Enviada em 06/10/2021

A Constituição Federal de 1988 afirma: o cidadão possui direitos básicos, a exemplo da saúde. Entretanto - apesar de serem de extrema importância, os cuidados paliativos para indivíduos com doenças graves são negligenciados, por meio do desamparo à vítima e sua família, com isso, o direito Constitucional é negado -. Dessa maneira, em razão da insuficiência das autoridades e do sistema de saúde, emerge um problema complexo.

A priori, deve-se ressaltar a falta de atuação do governo, já que a ausência de assistência social, por meio do desamparo no suporte aos medicamentos e a inexistência de profissionais de saúde para o apoio às vítimas, promove o sofrimento e a dor. Segundo Thomas Hobbes, o Estado é responsável pelo bem-estar social. Sob essa ótica, vê-se a importância do amparo estatal, por meio da melhora da qualidade de vida dessas pessoas, com tratamentos paliativos eficazes, os quais possuem grande relevância na sociedade.

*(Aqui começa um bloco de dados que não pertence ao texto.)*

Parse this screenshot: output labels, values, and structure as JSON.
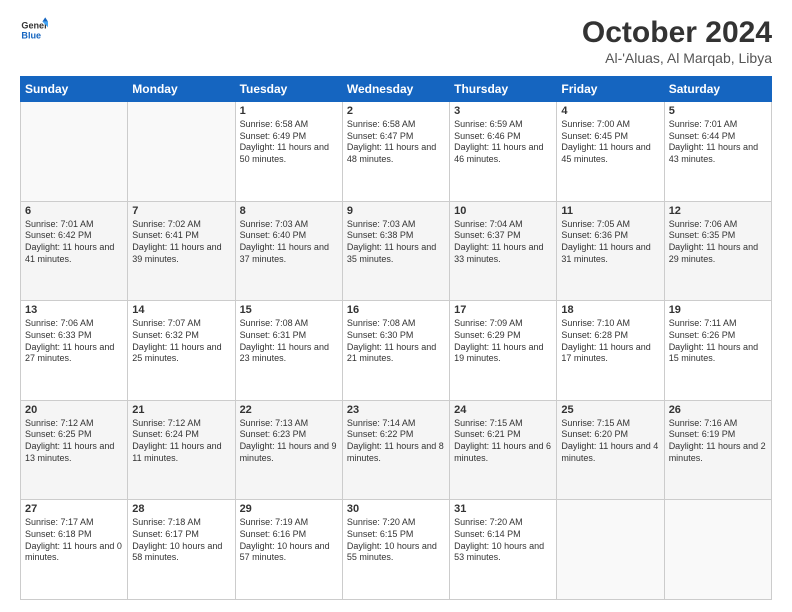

Além disso, observa-se a negligência do sistema de saúde, o qual não é eficiente em tratamentos às doenças graves. Segundo Amartya Sen, os serviços básicos são essenciais para o progresso da sociedade. Sob esse viés, a negação do direito à saúde proporciona um retrocesso na sociedade, já que as vítimas enfrentam tratamentos de altos custos e quando gratuitos, por meio do SUS, são lentos. Dessa maneira, vê-se a importância dos cuidados paliativos, os quais garantem que o indivíduo não fique desmotivado ao enfrentamento do problema.

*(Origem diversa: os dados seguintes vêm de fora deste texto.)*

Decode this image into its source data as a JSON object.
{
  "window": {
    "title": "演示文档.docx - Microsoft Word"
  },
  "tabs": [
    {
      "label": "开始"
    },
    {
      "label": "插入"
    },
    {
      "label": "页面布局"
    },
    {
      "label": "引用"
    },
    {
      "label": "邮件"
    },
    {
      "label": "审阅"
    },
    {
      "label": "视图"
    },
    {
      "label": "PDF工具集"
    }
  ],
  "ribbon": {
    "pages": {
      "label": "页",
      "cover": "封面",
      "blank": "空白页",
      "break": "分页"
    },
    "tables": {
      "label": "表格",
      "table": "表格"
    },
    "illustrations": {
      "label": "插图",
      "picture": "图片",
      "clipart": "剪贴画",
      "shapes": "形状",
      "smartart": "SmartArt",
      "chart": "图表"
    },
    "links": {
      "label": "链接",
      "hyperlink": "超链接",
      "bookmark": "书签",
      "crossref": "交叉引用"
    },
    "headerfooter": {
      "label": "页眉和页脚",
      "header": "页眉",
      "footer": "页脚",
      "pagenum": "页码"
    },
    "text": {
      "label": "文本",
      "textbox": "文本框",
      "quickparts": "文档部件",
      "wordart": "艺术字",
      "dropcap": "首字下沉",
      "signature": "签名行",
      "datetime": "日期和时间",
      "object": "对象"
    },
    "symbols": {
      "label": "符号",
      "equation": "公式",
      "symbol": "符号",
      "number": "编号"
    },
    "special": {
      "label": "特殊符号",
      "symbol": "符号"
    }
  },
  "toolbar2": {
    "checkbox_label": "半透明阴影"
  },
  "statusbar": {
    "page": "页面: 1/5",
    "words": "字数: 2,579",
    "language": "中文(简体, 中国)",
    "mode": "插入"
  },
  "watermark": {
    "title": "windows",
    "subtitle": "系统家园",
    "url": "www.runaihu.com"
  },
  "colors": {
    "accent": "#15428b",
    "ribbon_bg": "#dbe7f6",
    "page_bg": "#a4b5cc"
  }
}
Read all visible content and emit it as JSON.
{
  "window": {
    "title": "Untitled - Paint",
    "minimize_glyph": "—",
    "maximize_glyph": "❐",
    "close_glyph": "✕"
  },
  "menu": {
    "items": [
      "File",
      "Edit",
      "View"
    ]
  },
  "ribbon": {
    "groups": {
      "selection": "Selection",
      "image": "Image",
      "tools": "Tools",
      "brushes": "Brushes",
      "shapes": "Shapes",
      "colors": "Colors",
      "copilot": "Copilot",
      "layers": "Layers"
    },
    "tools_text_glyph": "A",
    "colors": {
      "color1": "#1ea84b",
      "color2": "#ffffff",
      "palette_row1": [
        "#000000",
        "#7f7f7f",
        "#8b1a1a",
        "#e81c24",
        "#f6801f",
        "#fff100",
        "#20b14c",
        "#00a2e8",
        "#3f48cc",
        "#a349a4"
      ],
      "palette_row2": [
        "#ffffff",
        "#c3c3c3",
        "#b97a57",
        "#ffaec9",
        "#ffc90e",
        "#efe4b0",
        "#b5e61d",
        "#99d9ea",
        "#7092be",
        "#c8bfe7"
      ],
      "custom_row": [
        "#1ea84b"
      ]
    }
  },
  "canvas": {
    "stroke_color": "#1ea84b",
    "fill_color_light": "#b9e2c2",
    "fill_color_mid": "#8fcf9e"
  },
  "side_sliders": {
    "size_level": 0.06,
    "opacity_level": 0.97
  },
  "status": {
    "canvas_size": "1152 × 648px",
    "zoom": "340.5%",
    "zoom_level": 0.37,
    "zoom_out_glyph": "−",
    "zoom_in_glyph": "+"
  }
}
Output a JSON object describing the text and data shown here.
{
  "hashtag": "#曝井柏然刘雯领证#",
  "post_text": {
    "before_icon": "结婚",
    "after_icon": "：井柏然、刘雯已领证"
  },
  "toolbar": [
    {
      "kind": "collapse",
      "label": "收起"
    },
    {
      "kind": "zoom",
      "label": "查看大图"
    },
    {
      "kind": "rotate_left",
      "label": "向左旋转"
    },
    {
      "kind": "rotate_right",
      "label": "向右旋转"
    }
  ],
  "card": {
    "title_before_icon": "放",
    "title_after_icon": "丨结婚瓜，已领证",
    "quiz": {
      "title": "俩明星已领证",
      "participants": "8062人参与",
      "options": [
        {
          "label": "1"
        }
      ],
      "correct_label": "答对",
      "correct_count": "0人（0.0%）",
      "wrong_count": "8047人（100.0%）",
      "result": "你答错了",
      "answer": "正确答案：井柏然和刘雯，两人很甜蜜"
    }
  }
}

Infere-se, portanto, que os tratamentos às doenças graves são de extrema importância na sociedade, apesar de serem negligenciados. Sendo assim, cabe ao Estado, detentor máximo do bem-estar social, legitimar o atendimento às vítimas, por meio de uma maior implementação de profissionais da saúde especializados no problema, a fim de amenizar o sentimento de sofrimento e promover a assistência aos indivíduos.